Queste vallate custodiscono orgogliosamente un piccolo tesoro della gastronomia dei tempi andati: la Pitina, un prodotto carneo, che con regolamento comunitario del 19 giugno 2018 ha ottenuto l’Indicazione Geografica Protetta (IGP). Già dal 2000, la Pitina era stata riconosciuta, tra i primissimi prodotti in Italia, quale Presidio Slow Food. 
È fatta di carne magra di selvaggina (un tempo; oggi, più spesso di capra o pecora) tritata e impastata con una concia di sale, pepe, finocchio selvatico o altre erbe, pressata a forma, appunto, di polpetta, passata nella farina di mais (quella da polenta) e quindi fatta affumicare, un tempo nel camino di casa (il fogher o fogolar), oggi in appositi affumicatoi dove rimangono per tre o quattro giorni.

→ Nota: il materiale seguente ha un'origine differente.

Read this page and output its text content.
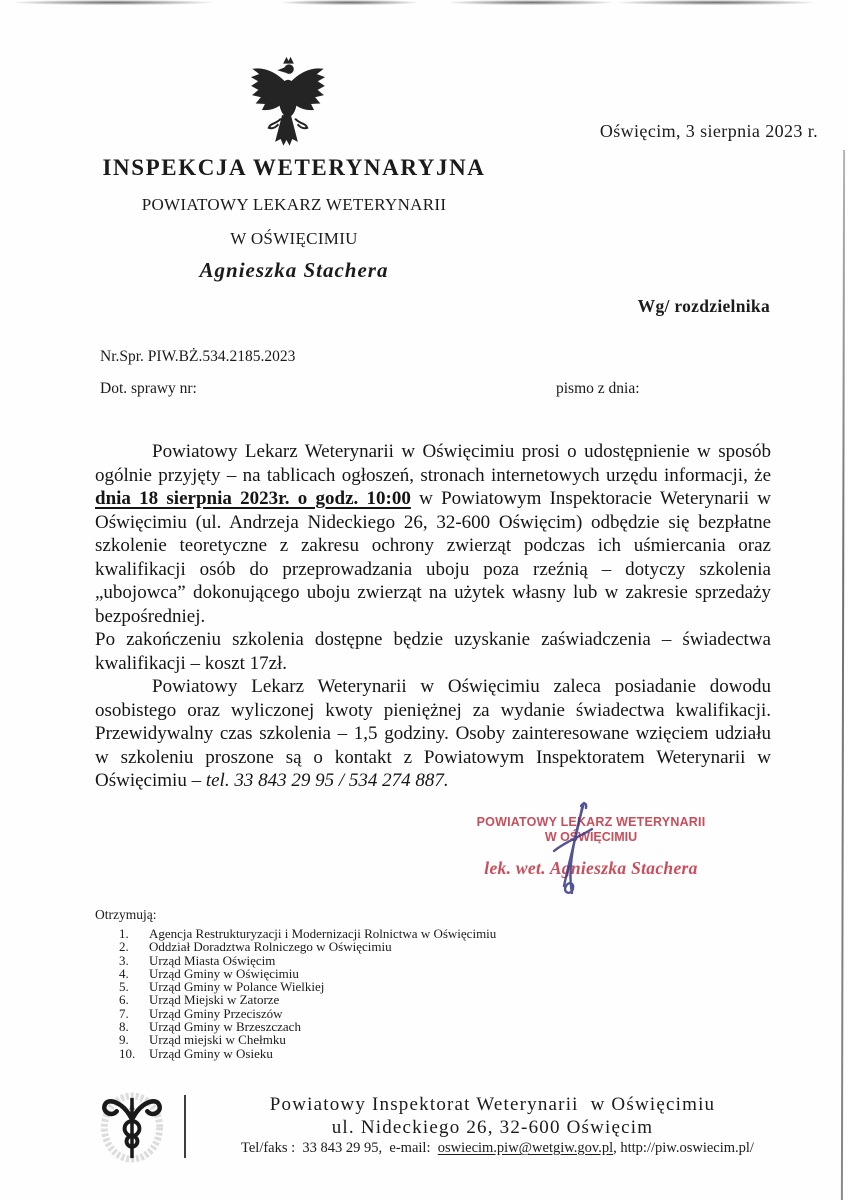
Oświęcim, 3 sierpnia 2023 r.
INSPEKCJA WETERYNARYJNA
POWIATOWY LEKARZ WETERYNARII
W OŚWIĘCIMIU
Agnieszka Stachera
Wg/ rozdzielnika
Nr.Spr. PIW.BŻ.534.2185.2023
Dot. sprawy nr:	pismo z dnia:

Powiatowy Lekarz Weterynarii w Oświęcimiu prosi o udostępnienie w sposób ogólnie przyjęty – na tablicach ogłoszeń, stronach internetowych urzędu informacji, że dnia 18 sierpnia 2023r. o godz. 10:00 w Powiatowym Inspektoracie Weterynarii w Oświęcimiu (ul. Andrzeja Nideckiego 26, 32-600 Oświęcim) odbędzie się bezpłatne szkolenie teoretyczne z zakresu ochrony zwierząt podczas ich uśmiercania oraz kwalifikacji osób do przeprowadzania uboju poza rzeźnią – dotyczy szkolenia „ubojowca” dokonującego uboju zwierząt na użytek własny lub w zakresie sprzedaży bezpośredniej.

Po zakończeniu szkolenia dostępne będzie uzyskanie zaświadczenia – świadectwa kwalifikacji – koszt 17zł.

Powiatowy Lekarz Weterynarii w Oświęcimiu zaleca posiadanie dowodu osobistego oraz wyliczonej kwoty pieniężnej za wydanie świadectwa kwalifikacji. Przewidywalny czas szkolenia – 1,5 godziny. Osoby zainteresowane wzięciem udziału w szkoleniu proszone są o kontakt z Powiatowym Inspektoratem Weterynarii w Oświęcimiu – tel. 33 843 29 95 / 534 274 887.

POWIATOWY LEKARZ WETERYNARII
W OŚWIĘCIMIU
lek. wet. Agnieszka Stachera
Otrzymują:
1.	Agencja Restrukturyzacji i Modernizacji Rolnictwa w Oświęcimiu
2.	Oddział Doradztwa Rolniczego w Oświęcimiu
3.	Urząd Miasta Oświęcim
4.	Urząd Gminy w Oświęcimiu
5.	Urząd Gminy w Polance Wielkiej
6.	Urząd Miejski w Zatorze
7.	Urząd Gminy Przeciszów
8.	Urząd Gminy w Brzeszczach
9.	Urząd miejski w Chełmku
10.	Urząd Gminy w Osieku
Powiatowy Inspektorat Weterynarii  w Oświęcimiu
ul. Nideckiego 26, 32-600 Oświęcim
Tel/faks :  33 843 29 95,  e-mail:  oswiecim.piw@wetgiw.gov.pl, http://piw.oswiecim.pl/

Le “pitine” costituivano un tempo la “riserva” di carne, un modo per far durare anche per mesi la fortuna di un colpo di fucile ben assestato (spesso la materia prima proveniva dalla caccia di frodo) o la disgrazia di una bestia - capra o pecora - che bisognava macellare dopo che si era ferita cadendo da un dirupo.
Oggi la Pitina è una squisitezza ricercata dai buongustai: consumata cruda, affettata sottile o cotta nel tradizionale piatto, che la vede accompagnata dall’immancabile polenta.